If you read my recent post, Backing Your Guests With Huge Pages, you might remember me mentioning that the ability to back your KVM guests with hugepages is on its way to OpenStack. This functionality is planned for the Juno release. If you are just learning about hugepages, as I am, you may be wondering how this functionality could benefit you.
What This Means for OpenStack
OpenStack Compute, also known as Nova, is a feature rich service that streamlines the creation, use, and management of virtual machines. That being said, it still is not able to expose all of the functionality that your hypervisor provides. The hugepages blueprint, among others, brings OpenStack closer to providing you all of the options you could use to tweak your guest machines.

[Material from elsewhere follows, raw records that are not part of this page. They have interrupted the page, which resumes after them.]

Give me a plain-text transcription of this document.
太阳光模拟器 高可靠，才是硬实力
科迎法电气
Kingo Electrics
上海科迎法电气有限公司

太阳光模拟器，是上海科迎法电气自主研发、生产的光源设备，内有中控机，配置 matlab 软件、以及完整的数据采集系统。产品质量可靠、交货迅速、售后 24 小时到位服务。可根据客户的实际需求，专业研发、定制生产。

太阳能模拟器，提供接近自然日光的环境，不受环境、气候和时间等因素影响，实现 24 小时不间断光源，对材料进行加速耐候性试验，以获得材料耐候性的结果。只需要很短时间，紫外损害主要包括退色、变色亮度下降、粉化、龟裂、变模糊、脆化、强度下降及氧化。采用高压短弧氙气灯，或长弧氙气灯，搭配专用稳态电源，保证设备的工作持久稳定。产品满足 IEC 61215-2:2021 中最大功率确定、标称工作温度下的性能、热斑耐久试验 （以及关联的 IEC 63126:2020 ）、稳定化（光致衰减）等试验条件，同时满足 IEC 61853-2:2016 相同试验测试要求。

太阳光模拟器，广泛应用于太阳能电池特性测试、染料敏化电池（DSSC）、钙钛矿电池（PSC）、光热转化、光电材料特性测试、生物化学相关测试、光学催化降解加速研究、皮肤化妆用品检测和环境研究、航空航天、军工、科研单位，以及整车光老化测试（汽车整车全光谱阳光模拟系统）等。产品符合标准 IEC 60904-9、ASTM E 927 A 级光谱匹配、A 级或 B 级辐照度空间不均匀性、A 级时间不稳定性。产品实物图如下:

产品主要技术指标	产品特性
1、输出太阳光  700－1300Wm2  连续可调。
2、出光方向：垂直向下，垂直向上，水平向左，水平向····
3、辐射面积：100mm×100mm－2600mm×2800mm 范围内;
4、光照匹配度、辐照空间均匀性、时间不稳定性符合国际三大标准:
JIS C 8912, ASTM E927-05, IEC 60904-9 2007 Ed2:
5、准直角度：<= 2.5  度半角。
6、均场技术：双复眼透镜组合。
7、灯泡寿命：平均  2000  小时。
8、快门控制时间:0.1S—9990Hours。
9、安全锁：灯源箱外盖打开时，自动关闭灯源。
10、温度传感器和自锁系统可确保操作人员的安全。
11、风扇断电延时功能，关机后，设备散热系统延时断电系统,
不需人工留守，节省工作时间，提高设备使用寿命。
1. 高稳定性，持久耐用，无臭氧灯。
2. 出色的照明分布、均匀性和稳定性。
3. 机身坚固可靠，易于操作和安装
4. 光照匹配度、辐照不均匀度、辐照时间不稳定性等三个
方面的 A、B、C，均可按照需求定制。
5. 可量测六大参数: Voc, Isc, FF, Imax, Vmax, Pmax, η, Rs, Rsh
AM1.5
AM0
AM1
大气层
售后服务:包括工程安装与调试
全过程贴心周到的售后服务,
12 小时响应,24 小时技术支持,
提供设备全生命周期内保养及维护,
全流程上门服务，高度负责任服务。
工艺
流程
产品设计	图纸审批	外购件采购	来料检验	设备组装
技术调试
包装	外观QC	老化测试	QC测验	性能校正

It should be noted that the hugepages blueprint is targeted towards hypervisors that use libvirt.
General Benefits of Hugepages
The advantages of hugepages are not widely applicable. Such benefits are seen in very specific workloads. Nevertheless, your workload may be one that does benefit from hugepages so it is worth knowing about.
Hugepages have several interesting properties. Two of these properties can be quite useful, and though I mentioned them in my previous post, allow me to expand upon each.
Property: Each hugepage is, as the name implies, large. Its size is a multiple of the standard page size.
Benefits: It goes without saying that you can fit more in a hugepage than a standard page. What you might not be thinking is how this improves the performance of TLB lookups. With hugepages, finding an address is faster as fewer entries are needed in the TLB to provide memory coverage.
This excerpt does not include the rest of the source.